Presenter: Ziyou Wang, King's College London
Abstract: We are focusing on density estimation of spatial data. Public Use Microdata Sample (PUMS) provides a representative sample of the US population. It contains various information on various factors such as demographics, socio-economic indicators, housing, and employment, making it a valuable resource for understanding population dynamics and informing policy decisions. PUMS data have complex and non- standard distributions. Their complexity makes them suitable for Bayesian non-parametric methods of density estimation. In this study, we will build on the work of Beraha and Griffin (2023) on normalised latent measure factor models. Beraha and Griffin proposed a methodology that incorporates dependent normalized random measures and a prior distribution for a collection of discrete random measures.
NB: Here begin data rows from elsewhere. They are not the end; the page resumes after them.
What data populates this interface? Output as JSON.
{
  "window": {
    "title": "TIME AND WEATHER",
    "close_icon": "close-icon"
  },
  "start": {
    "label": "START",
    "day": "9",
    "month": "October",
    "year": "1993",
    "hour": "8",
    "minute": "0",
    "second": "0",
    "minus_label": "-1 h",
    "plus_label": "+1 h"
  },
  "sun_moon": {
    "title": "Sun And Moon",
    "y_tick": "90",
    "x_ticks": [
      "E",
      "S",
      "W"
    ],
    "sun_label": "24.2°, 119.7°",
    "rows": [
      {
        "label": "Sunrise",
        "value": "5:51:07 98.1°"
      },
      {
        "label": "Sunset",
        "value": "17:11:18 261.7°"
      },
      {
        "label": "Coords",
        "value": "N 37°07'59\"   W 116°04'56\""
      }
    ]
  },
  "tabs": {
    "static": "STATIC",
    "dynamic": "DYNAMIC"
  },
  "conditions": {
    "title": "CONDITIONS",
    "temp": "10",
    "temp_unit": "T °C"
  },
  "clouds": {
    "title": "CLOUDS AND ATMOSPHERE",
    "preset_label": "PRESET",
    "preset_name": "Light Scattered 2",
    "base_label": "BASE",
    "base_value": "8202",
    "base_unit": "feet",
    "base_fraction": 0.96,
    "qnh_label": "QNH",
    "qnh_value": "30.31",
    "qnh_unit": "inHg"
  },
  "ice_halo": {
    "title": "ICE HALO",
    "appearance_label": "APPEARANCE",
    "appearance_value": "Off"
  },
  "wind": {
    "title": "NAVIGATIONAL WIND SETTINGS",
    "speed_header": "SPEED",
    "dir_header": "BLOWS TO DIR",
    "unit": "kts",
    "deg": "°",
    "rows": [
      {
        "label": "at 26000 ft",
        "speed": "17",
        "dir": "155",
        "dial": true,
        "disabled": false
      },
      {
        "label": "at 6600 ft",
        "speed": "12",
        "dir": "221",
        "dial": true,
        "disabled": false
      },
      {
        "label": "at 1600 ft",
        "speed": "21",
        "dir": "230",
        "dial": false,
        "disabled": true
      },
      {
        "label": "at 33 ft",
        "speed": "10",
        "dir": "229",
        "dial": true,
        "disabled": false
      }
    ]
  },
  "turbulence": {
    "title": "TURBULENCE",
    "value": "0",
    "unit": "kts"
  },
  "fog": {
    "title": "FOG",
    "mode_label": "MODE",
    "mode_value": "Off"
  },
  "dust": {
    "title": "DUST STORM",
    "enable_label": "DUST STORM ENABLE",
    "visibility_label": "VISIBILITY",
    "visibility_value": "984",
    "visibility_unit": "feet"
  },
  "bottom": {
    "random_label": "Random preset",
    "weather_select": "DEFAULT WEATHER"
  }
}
In their paper they focused on estimating the density of personal incomes for the PUMS classifications of the state of California. We are going to extend their work by looking at how personal income is distributed in the other US states and by considering multiple discrete value covariates, aiming to gain valuable insights into the spatial density and distribution of various characteristics within the PUMS data. Our Bayesian nonparametric approach aims to uncover spatial dependence in the PUMS data across all states.